ML Zoomcamp 2023 – Decision Trees and Ensemble Learning– Part 11

  1. Gradient boosting and XGBoost – Part 2/2
    1. Performance Monitoring
    2. Parsing xgboost’s monitoring output

Gradient boosting and XGBoost – Part 2/2

This is part 2 of ‘Gradient boosting and XGBoost.’ In the first part, we compared random forests and gradient boosting, followed by the installation of XGBoost and training our first XGBoost model.
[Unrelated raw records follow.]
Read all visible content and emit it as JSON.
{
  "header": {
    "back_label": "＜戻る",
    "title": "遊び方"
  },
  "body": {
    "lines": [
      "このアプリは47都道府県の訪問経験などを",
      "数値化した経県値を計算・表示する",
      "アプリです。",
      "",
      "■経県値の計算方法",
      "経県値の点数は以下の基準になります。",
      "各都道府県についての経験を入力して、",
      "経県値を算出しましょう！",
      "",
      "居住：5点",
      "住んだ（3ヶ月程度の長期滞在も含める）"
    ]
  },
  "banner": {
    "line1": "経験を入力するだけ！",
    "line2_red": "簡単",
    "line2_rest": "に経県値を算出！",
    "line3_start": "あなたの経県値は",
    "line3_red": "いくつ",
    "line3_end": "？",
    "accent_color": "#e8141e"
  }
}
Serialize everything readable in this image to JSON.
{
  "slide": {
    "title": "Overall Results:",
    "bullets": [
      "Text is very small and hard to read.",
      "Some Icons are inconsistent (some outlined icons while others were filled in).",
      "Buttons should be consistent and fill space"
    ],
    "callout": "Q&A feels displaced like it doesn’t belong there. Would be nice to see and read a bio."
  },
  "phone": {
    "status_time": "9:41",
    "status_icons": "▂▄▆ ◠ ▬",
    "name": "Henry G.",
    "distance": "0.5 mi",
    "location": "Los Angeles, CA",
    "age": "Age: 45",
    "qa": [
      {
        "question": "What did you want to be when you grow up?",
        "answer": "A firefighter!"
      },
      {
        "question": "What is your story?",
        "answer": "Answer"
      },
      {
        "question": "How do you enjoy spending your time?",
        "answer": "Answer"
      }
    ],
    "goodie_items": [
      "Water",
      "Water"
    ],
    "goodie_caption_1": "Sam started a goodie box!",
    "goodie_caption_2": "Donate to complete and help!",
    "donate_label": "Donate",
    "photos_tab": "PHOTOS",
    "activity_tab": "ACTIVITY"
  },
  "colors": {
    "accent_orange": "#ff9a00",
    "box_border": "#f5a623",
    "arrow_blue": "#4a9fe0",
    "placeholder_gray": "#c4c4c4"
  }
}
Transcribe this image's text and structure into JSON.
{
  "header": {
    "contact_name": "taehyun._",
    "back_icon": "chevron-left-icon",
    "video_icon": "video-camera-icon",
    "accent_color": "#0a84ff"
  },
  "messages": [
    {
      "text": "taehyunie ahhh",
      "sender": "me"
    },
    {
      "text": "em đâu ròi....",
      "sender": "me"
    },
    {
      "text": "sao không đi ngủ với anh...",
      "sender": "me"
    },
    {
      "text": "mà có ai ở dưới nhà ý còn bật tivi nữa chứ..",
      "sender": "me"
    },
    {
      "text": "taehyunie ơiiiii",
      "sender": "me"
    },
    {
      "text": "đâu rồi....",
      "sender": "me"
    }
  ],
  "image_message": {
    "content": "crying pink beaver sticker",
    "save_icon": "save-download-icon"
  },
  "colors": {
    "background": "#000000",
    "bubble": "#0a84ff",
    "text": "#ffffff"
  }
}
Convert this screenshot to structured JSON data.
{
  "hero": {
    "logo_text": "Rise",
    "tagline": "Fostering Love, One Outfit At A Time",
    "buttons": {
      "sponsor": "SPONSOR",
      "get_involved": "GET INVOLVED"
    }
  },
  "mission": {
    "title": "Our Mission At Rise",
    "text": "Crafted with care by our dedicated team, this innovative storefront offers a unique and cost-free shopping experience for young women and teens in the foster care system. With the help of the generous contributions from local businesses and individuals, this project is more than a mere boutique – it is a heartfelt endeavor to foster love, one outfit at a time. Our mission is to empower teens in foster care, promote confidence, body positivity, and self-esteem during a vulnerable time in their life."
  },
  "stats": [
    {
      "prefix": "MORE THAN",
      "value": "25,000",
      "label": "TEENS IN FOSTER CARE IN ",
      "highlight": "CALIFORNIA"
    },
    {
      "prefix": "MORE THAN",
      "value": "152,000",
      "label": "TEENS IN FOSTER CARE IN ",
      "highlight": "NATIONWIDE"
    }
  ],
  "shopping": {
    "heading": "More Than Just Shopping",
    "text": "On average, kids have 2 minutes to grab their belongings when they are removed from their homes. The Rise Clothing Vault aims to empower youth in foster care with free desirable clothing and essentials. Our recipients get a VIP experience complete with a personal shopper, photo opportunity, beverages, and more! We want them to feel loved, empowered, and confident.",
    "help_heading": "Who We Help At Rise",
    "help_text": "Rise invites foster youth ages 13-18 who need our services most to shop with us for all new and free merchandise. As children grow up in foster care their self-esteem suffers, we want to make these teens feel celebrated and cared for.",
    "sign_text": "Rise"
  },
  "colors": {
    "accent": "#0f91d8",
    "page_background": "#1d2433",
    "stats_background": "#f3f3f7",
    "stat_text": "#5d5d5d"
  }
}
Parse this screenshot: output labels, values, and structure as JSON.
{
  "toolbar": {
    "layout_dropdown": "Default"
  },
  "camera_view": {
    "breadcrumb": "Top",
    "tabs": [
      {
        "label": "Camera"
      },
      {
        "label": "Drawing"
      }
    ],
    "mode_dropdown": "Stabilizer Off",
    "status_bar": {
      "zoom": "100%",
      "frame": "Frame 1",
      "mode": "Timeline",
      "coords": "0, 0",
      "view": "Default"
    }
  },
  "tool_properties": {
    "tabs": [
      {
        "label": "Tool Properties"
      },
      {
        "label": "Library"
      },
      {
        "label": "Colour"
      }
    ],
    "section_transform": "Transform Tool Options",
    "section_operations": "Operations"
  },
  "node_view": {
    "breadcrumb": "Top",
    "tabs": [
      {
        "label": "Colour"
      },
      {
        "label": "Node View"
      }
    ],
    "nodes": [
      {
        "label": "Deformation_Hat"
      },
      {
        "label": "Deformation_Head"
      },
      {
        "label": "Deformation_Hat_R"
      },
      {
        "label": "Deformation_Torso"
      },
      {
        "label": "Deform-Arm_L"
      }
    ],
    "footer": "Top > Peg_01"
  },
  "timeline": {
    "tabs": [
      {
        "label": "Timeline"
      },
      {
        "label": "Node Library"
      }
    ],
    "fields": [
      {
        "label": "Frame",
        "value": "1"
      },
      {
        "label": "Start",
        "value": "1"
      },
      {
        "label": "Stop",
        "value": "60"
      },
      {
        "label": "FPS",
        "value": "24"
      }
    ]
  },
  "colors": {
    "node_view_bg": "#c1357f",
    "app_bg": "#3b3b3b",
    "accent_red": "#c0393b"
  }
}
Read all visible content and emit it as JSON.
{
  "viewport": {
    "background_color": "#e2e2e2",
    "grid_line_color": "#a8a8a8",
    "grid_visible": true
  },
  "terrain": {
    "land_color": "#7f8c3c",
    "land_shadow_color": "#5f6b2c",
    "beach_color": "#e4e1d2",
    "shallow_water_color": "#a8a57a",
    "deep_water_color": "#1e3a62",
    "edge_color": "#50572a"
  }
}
In this chapter, we delve into performance monitoring.

Performance Monitoring

In XGBoost, it’s feasible to monitor the performance of the training process, allowing us to closely observe each stage of the training procedure. To achieve this, after each iteration where a new tree is trained, we can promptly evaluate its performance on our validation data to assess the results. For this purpose, we can establish a watchlist that comprises the datasets we intend to use for evaluation.

watchlist = [(dtrain, 'train'), (dval, 'val')]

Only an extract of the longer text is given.